The problem is not bad laws or some sinister conspiracy. It is the inevitable result of two things: rampant rejection of God at all levels of our culture, and failure of His people to stand against the trend. The two are bound together. And the solution is simple but costly.
Enter Rolf Szabo. All he did to touch off this conflagration was to send a return memo to the Imperial Kodak Human Relations department: “Please do not send this type of information to me anymore, as I find it disgusting and offensive. Thank you," and kingdoms tottered.

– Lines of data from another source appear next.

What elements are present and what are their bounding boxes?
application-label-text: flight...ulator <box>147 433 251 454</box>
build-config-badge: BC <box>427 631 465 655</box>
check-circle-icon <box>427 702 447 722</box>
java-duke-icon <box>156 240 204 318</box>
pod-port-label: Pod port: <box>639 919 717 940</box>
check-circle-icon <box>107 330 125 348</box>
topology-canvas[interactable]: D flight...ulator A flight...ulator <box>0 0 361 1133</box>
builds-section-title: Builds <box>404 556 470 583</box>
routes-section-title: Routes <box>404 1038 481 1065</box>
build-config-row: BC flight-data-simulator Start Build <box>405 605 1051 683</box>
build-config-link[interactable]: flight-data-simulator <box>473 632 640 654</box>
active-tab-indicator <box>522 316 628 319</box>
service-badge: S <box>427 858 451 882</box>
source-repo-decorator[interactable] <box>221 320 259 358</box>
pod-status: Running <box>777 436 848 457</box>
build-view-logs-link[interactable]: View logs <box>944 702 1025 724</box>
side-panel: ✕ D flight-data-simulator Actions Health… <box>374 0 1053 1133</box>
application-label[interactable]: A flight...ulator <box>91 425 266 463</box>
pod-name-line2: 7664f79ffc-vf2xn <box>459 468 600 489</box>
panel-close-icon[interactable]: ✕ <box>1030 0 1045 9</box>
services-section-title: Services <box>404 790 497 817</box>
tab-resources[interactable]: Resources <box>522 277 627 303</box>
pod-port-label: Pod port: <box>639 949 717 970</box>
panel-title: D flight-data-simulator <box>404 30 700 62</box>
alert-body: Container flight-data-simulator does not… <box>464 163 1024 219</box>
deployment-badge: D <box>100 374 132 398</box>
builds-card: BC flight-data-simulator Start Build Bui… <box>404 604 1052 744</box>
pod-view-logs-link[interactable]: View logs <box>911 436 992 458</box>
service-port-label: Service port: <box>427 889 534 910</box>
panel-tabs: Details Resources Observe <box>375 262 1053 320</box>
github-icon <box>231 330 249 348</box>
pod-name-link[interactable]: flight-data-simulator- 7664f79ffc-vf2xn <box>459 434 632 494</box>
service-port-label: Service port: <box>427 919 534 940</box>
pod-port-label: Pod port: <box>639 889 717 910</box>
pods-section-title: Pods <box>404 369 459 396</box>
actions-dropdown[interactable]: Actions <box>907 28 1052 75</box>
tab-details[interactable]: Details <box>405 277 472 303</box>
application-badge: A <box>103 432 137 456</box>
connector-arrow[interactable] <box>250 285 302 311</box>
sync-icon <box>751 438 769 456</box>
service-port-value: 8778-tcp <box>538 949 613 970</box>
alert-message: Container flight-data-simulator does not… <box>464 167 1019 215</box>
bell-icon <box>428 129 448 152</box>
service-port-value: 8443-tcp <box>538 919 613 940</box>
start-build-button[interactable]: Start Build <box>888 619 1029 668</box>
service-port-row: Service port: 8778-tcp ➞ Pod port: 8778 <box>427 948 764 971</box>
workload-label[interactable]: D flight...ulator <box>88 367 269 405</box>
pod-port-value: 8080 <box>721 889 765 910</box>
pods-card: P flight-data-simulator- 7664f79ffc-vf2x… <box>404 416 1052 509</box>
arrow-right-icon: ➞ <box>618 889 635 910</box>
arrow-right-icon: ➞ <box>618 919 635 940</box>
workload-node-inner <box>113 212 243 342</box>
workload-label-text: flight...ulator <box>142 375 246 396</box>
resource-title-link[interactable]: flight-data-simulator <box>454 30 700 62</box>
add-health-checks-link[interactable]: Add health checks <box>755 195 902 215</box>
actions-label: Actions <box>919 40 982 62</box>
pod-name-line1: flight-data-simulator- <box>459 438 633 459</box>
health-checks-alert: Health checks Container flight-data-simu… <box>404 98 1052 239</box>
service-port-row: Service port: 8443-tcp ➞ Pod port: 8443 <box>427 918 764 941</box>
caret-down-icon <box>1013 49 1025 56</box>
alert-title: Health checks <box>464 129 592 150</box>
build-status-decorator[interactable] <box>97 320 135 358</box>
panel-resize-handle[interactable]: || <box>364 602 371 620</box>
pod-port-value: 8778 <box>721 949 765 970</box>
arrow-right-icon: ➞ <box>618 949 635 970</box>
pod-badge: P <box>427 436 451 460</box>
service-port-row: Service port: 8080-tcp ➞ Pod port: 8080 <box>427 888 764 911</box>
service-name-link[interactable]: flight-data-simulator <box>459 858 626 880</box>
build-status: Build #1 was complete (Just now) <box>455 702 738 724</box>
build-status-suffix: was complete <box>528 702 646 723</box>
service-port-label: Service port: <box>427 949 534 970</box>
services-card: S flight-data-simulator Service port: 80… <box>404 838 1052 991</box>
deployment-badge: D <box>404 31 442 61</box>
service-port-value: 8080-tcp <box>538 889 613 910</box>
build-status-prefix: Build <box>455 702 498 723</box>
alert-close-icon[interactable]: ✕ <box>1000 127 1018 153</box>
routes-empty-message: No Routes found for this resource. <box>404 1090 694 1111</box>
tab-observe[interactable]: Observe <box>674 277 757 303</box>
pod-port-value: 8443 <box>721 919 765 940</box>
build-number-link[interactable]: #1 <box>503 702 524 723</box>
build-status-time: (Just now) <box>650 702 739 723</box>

In the book of Daniel, there were three young men who refused to bow down in worship to the king’s golden image. Even when threatened with a fiery death they still refused. Their words reverberate today with the same force: “We aren’t afraid to answer you in this matter, O king. Our God is able to deliver us out of your hand. But if not… we want you to know that we still won’t bow to your golden image.” The rest is history.
“But if not...”
These are words that encourage. These are fighting words, too. But these are also words that change the world. The great king of Daniel’s day later testified that because these three young stalwarts “yielded their own bodies” rather than deny their God, “they changed the king’s word.” Hang in there, Rolf. God is on your side, and so are we. Let’s change Kodak’s word.
By putting his job – and living – on the line, Rolf may well change a lot more than just a corrupt policy at Kodak. He may again purify to our minds and hearts the original – and good - meaning of “A Kodak Moment.”